At least with the eagle, I was sitting there holding the camera on it, just waiting for it to take flight. So even though it surprised me when it did take off, all I had to do was press the shutter button. While I would have liked to have been closer, I got some decent images of the eagle taking off, so that wasn’t wasted time. If there hadn’t been the other photographer there, I would have tried setting up my tripod with the gimbal head on it for even better images of the eagle taking off. I see and talk to the other photographer often, and just the week before, he told me about an incident where he was waiting for a bird to fly, when a birder walked right in front of him to ask him if he had seen any good shorebirds. Of course, that’s when the bird that the photographer was waiting on took off, so he missed the photos that he had been waiting for. He was not a happy camper that day! That’s also why I wasn’t willing to risk setting up the tripod, I didn’t want to change the eagle’s behavior in any way that would spoil the other photographer’s chances.

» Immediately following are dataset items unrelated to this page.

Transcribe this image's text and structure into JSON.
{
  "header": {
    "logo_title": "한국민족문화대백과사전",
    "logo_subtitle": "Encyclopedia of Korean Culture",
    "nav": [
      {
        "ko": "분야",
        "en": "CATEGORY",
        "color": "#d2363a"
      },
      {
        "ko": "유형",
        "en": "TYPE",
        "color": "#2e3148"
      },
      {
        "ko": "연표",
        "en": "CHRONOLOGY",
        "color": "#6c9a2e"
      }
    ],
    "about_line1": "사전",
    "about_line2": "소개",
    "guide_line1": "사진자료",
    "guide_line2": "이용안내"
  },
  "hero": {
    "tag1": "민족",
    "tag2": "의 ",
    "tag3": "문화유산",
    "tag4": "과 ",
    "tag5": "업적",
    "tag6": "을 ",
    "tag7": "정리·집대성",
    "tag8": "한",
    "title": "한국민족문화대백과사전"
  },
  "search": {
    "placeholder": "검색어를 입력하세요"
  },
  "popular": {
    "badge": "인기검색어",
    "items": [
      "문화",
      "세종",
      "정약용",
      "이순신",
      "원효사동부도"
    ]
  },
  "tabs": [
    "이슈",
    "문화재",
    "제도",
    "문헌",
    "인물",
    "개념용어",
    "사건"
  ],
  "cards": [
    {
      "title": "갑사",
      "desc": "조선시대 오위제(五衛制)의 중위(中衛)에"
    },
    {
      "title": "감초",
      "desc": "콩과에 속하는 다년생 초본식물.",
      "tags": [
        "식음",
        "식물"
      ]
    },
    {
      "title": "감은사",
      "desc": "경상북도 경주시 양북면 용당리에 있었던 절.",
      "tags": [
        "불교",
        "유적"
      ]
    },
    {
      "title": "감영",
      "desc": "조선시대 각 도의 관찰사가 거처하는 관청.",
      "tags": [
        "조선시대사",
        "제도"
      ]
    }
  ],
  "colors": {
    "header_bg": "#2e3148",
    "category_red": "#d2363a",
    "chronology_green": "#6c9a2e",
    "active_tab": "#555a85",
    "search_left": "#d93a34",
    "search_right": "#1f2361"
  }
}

And so it goes, there seems to be something in my way every time I think about doing things exactly as I should. Then, I come home and whine about it, and not having the time to do things as I would like to be able to do them. Then, I debate with myself as to whether I’m spending too much time trying to get the best images possible, or if my time would be better spent shooting a wider variety of birds as I used to. Also, I debate with myself whether I’m trying too hard for images of subjects that I think may sell, or if I should forget about selling photos while I’m out in the field, and only think about the things that I see in nature that may be interesting to others, even if a photo of that subject would never sell. That takes me back to the issue of not having enough time to do both. So, around and round I go.
There are plenty of other things dealing with photography that I constantly question myself about each and every time that I’m out with my camera, but I’ve babbled on long enough already.
That’s it for this one, thanks for stopping by!